Joris et al[13] used PEEP as an alternative to chest tube placement and found that PEEP largely corrected the respiratory changes associated with pneumothorax. It helps by decreasing the pressure gradient between the abdominal and pleural cavities not only during inspiration but also during expiration and subsequently inflating the lung. Re-expansion of the lung with PEEP can mechanically seal the surgically induced tear in the parietal pleura. An alternative treatment is to ask the surgeon to plug the rent in the pleura with the help of omentum. Minute ventilation is then increased to eliminate the excess PaCO2. Although this may be time consuming, it has been successfully used by Singhal et al.[12]

In our patient, N2O was switched off and abdomen deflated as soon as pneumothorax was detected. However, the increasing airway pressures and rising EtCO2 levels made ventilation difficult, necessitating chest tube insertion before patient condition deteriorated further.
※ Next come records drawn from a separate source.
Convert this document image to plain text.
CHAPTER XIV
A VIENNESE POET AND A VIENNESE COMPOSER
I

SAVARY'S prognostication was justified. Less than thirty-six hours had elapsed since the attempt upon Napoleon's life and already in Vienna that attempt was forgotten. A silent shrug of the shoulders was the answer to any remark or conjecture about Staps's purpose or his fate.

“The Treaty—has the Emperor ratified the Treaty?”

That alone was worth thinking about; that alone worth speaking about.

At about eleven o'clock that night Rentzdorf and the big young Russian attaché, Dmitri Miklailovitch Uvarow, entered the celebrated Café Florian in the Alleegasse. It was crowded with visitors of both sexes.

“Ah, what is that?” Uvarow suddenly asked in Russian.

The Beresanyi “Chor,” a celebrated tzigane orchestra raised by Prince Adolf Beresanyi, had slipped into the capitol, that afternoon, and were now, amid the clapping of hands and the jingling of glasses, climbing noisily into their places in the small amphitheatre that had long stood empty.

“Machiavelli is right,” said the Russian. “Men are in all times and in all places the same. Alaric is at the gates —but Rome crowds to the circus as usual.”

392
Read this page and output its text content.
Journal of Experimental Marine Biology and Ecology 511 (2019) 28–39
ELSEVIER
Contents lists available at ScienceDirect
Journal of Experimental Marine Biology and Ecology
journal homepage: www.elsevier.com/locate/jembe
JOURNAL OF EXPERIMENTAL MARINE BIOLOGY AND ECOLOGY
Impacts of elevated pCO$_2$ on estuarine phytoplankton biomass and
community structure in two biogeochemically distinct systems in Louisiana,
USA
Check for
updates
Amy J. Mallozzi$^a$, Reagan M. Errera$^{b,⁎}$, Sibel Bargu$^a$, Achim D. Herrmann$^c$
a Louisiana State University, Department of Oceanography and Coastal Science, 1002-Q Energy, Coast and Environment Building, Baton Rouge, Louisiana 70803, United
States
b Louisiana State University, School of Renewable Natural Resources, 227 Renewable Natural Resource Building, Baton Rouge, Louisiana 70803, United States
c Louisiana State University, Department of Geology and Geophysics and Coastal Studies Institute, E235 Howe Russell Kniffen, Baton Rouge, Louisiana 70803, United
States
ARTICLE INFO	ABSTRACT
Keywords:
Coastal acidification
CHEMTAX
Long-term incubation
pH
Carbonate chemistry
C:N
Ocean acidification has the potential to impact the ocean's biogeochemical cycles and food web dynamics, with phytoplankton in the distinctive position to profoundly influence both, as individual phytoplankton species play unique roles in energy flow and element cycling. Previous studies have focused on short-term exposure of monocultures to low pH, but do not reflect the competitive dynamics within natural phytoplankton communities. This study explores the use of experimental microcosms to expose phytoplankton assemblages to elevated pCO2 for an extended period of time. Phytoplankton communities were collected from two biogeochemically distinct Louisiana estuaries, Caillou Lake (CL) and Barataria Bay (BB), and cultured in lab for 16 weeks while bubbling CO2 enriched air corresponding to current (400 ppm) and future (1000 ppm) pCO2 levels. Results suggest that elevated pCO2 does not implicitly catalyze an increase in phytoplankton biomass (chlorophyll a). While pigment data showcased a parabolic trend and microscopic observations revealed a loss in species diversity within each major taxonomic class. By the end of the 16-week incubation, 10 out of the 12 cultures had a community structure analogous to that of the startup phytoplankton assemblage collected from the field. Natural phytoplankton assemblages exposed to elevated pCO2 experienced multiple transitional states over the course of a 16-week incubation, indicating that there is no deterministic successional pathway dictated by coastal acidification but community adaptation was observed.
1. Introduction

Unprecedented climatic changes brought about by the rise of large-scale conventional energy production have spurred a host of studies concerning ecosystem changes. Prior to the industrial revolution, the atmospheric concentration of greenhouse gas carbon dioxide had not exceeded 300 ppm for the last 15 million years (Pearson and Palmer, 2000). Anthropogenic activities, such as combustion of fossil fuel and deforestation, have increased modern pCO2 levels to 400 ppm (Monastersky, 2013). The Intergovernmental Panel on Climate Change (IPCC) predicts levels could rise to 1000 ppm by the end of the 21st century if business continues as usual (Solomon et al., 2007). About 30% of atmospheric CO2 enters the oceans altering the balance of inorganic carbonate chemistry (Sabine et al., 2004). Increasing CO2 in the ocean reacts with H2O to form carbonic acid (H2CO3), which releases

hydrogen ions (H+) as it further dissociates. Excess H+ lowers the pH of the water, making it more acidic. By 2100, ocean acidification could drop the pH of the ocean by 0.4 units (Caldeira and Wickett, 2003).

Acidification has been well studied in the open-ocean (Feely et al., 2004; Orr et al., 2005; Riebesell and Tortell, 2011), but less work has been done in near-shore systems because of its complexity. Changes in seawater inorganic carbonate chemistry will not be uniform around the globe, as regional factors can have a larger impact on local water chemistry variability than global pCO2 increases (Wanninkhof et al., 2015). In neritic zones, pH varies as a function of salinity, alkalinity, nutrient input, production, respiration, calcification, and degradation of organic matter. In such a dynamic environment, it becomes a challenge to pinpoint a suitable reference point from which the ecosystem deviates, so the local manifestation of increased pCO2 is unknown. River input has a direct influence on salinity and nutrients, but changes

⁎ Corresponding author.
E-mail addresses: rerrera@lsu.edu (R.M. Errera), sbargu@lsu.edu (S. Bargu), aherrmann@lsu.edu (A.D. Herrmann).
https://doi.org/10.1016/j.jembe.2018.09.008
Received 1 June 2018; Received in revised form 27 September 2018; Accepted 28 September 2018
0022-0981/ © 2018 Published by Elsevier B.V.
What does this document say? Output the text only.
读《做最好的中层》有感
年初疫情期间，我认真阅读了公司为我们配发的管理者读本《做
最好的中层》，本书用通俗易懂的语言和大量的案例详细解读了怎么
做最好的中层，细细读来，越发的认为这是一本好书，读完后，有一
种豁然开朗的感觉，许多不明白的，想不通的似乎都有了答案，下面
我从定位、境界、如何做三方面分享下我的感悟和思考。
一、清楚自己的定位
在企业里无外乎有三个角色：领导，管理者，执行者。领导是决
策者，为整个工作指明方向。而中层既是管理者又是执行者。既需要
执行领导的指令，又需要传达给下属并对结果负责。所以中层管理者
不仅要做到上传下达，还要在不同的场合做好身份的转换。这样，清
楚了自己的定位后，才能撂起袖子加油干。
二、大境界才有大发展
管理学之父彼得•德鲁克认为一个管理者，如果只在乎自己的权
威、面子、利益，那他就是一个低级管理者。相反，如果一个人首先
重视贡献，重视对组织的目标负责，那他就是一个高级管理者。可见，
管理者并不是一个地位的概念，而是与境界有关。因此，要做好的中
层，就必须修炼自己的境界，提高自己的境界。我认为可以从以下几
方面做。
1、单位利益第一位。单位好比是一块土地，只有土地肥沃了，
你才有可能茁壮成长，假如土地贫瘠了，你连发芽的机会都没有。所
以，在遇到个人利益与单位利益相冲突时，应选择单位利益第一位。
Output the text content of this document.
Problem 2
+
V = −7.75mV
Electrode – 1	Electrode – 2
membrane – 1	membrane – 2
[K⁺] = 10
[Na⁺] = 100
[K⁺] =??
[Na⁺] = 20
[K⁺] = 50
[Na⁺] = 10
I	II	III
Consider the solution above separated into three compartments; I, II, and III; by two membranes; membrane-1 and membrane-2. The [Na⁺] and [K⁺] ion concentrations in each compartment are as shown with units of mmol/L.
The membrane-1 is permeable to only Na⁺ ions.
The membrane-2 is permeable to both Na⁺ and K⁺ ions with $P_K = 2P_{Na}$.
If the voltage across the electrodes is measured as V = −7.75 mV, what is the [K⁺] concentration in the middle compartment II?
Although pneumoperitoneum was lost, surgeons were able to complete the surgery with lower IAP using higher insufflation rate of CO2.

To conclude, awareness of the risk and high index of suspicion for development of pneumothorax are needed during laparoscopic procedures around the diaphragmatic hiatus. EtCO2 and airway pressures monitoring is mandatory. Any sudden and brisk increase in these parameters should prompt a search for subcutaneous emphysema or pneumothorax.